With respect to similar formal methods, e.g., based on process algebra and model checking [22], this paper argues the proposed approach is more intuitive yet powerful to use.

Several examples were thoroughly modeled and verified using the consistency rules of non-atomic registers described in this paper. Observed results comply with results reported in [22]. Some solutions were also extended for them to be used in the context of the tournament tree (TT) organization [11,14,27]. TT provides a standard and efficient way of supporting mutual exclusion for $N>2$ processes by relying on particular solutions for $N=2$ processes used as the arbitration unit. As an original result of this paper, although Szymanski’s algorithm [25] was proved by our work to be incorrect with both atomic and non-atomic registers, its version for $N=2$ processes, modified according to the indications in [31], is not only fully correct with non-atomic registers but exploited as the arbitration unit in TT is capable of furnishing correct mutual exclusion for $N>2$ processes.

The paper also reports some experimental results concerning the verification efficiency of three flickering techniques. The so-called $Decoration$ technique, which is a novel contribution of this paper, emerged to be the best one in all the carried-out experiments.

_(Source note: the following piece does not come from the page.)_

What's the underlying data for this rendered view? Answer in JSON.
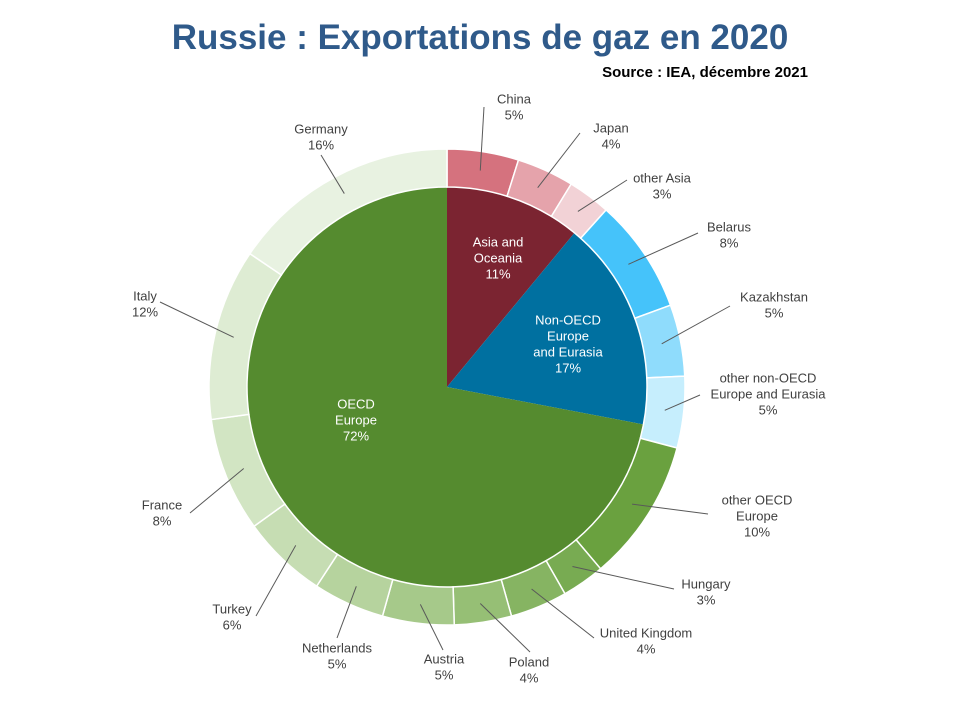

Ongoing and future work will be geared to the following points: first, to continue applying the developed non-atomic register consistency techniques to other mutual exclusion algorithms; second, to make a detailed experimental comparison of the proposed method with the approach described in [22]; third, to consider the modeling of further consistency rules of non-atomic registers as proposed, e.g., in [35].